2010 to 2018 will go down in Greek history as an epic period of colonization; of asset stripping and privatization; of unfunded health and education; of bankruptcies, foreclosures, homelessness, and impoverishment; of unemployment, emigration, and suicide. 
These were the years of the three memoranda, or “financial-assistance programs” accompanied by “structural reforms,” enacted supposedly to promote Greek “recovery” from the slump and credit crunch of 2010. 
They were, in fact, a fraud perpetrated on Greece and Europe, a jumble of bad policies based on crude morality tales that catered to right-wing politics to cover up unpayable debts.
This was a bailout? The word reeks of indulgence and implied disapproval. As it was often said, “The Greeks had their party and now they must pay.” Yes, there was a party—for oligarchs with ships and London homes and Swiss bank accounts, for the military, for engineering and construction and armaments companies from Germany and France and the United States. 

And yes, there was a bailout. It came from Europe’s taxpayers, and went to the troubled banks of France and Germany.

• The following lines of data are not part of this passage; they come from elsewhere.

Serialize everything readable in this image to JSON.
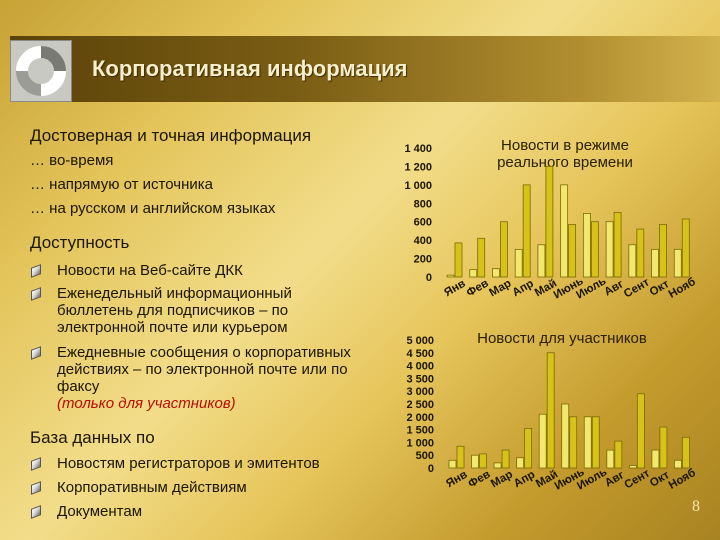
{
  "header": {
    "title": "Корпоративная информация"
  },
  "left": {
    "heading1": "Достоверная и точная информация",
    "sub_items": [
      "… во-время",
      "… напрямую от источника",
      "… на русском и английском языках"
    ],
    "heading2": "Доступность",
    "access_items": [
      "Новости на Веб-сайте ДКК",
      "Еженедельный информационный бюллетень для подписчиков – по электронной почте или курьером",
      "Ежедневные сообщения о корпоративных действиях – по электронной почте или по факсу"
    ],
    "access_note": "(только для участников)",
    "heading3": "База данных по",
    "db_items": [
      "Новостям регистраторов и эмитентов",
      "Корпоративным действиям",
      "Документам"
    ]
  },
  "page_number": "8",
  "colors": {
    "bar_light": "#f2e870",
    "bar_dark": "#d7c21a",
    "bar_outline": "#7a6a00",
    "header_dark": "#5b4209",
    "text_red": "#b70d00"
  },
  "chart_data": [
    {
      "type": "bar",
      "title": "Новости в режиме реального времени",
      "categories": [
        "Янв",
        "Фев",
        "Мар",
        "Апр",
        "Май",
        "Июнь",
        "Июль",
        "Авг",
        "Сент",
        "Окт",
        "Нояб"
      ],
      "series": [
        {
          "values": [
            20,
            80,
            90,
            300,
            350,
            1000,
            690,
            600,
            350,
            300,
            300
          ]
        },
        {
          "values": [
            370,
            420,
            600,
            1000,
            1200,
            570,
            600,
            700,
            520,
            570,
            630
          ]
        }
      ],
      "ylim": [
        0,
        1400
      ],
      "yticks": [
        0,
        200,
        400,
        600,
        800,
        1000,
        1200,
        1400
      ],
      "ytick_labels": [
        "0",
        "200",
        "400",
        "600",
        "800",
        "1 000",
        "1 200",
        "1 400"
      ]
    },
    {
      "type": "bar",
      "title": "Новости для участников",
      "categories": [
        "Янв",
        "Фев",
        "Мар",
        "Апр",
        "Май",
        "Июнь",
        "Июль",
        "Авг",
        "Сент",
        "Окт",
        "Нояб"
      ],
      "series": [
        {
          "values": [
            300,
            500,
            200,
            400,
            2100,
            2500,
            2000,
            700,
            100,
            700,
            300
          ]
        },
        {
          "values": [
            850,
            550,
            700,
            1550,
            4500,
            2000,
            2000,
            1050,
            2900,
            1600,
            1200
          ]
        }
      ],
      "ylim": [
        0,
        5000
      ],
      "yticks": [
        0,
        500,
        1000,
        1500,
        2000,
        2500,
        3000,
        3500,
        4000,
        4500,
        5000
      ],
      "ytick_labels": [
        "0",
        "500",
        "1 000",
        "1 500",
        "2 000",
        "2 500",
        "3 000",
        "3 500",
        "4 000",
        "4 500",
        "5 000"
      ]
    }
  ]
}
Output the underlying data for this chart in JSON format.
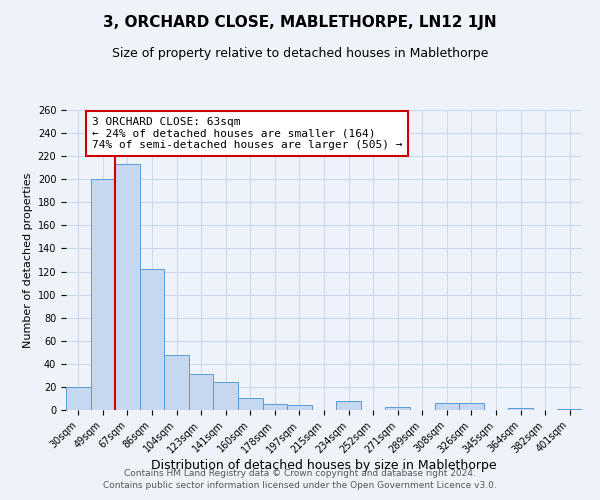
{
  "title": "3, ORCHARD CLOSE, MABLETHORPE, LN12 1JN",
  "subtitle": "Size of property relative to detached houses in Mablethorpe",
  "xlabel": "Distribution of detached houses by size in Mablethorpe",
  "ylabel": "Number of detached properties",
  "bin_labels": [
    "30sqm",
    "49sqm",
    "67sqm",
    "86sqm",
    "104sqm",
    "123sqm",
    "141sqm",
    "160sqm",
    "178sqm",
    "197sqm",
    "215sqm",
    "234sqm",
    "252sqm",
    "271sqm",
    "289sqm",
    "308sqm",
    "326sqm",
    "345sqm",
    "364sqm",
    "382sqm",
    "401sqm"
  ],
  "bar_heights": [
    20,
    200,
    213,
    122,
    48,
    31,
    24,
    10,
    5,
    4,
    0,
    8,
    0,
    3,
    0,
    6,
    6,
    0,
    2,
    0,
    1
  ],
  "bar_color": "#c5d8f0",
  "bar_edge_color": "#5b9bd5",
  "grid_color": "#c8d8ee",
  "background_color": "#eef3fa",
  "vline_x_index": 1.5,
  "vline_color": "#cc0000",
  "annotation_line1": "3 ORCHARD CLOSE: 63sqm",
  "annotation_line2": "← 24% of detached houses are smaller (164)",
  "annotation_line3": "74% of semi-detached houses are larger (505) →",
  "annotation_box_color": "#ffffff",
  "annotation_box_edge": "#cc0000",
  "ylim": [
    0,
    260
  ],
  "yticks": [
    0,
    20,
    40,
    60,
    80,
    100,
    120,
    140,
    160,
    180,
    200,
    220,
    240,
    260
  ],
  "footer_line1": "Contains HM Land Registry data © Crown copyright and database right 2024.",
  "footer_line2": "Contains public sector information licensed under the Open Government Licence v3.0.",
  "title_fontsize": 11,
  "subtitle_fontsize": 9,
  "xlabel_fontsize": 9,
  "ylabel_fontsize": 8,
  "tick_fontsize": 7,
  "annotation_fontsize": 8,
  "footer_fontsize": 6.5
}
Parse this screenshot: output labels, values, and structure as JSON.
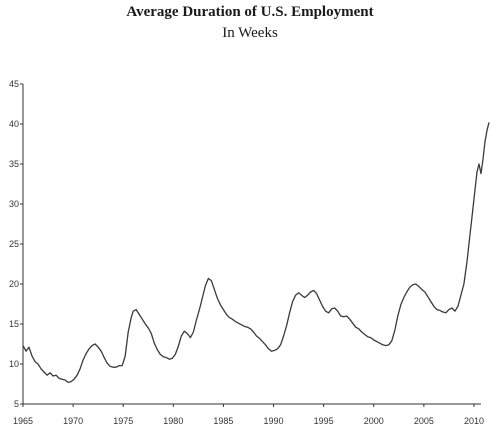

Greece was merely the pass-through, and the Greeks who paid dearly with their livelihoods were just the patsies in the deal.
The third “memorandum of understanding” expires today. With Greece’s completion of a three-year, 61.9-billion-euro eurozone emergency-loan package, it can once again borrow at market rates. 
The expiration of the memorandum also ends, for now, the direct control by Europe’s “troika”—the International Monetary Fund, the European Commission, and the European Central Bank—over the Greek government. But its conditions, constraints, and consequences will endure.

Back in 2010, Greece, along with Portugal, Spain, Ireland, and Italy, was definitely in trouble. The Great Financial Crisis crashed into all of Europe, but it hit the weaker countries hardest—and Greece was the weakest of them all. 
Its economy shrunk by a quarter, and youth unemployment rose to roughly 50 percent. The memorandum was, for all concerned, the easy way out. It started a game of “extend and pretend” on the Greek debt, based on optimistic forecasts and on policies of reform that had no basis in the reality of Greek economic conditions.
The policies came from the IMF—its standard repertory of austerity and “reform.” But its staff and directors knew from the beginning that these measures would not suffice. 
IMF executive directors from Australia, Switzerland, Brazil, and China voiced objections. Channels were therefore bypassed, objections ignored. The Fund was nearly out of work and money because of the failures of its programs—and the relative success of countries that ignored them—all over the world. 
And its managing director at the time wished to be the next president of France. 
So Greece, which is to say its creditors—especially French and German banks—received the largest loan in IMF history (relative to its ownership share). And that 289-billion-euro loan came largely from U.S. taxpayers."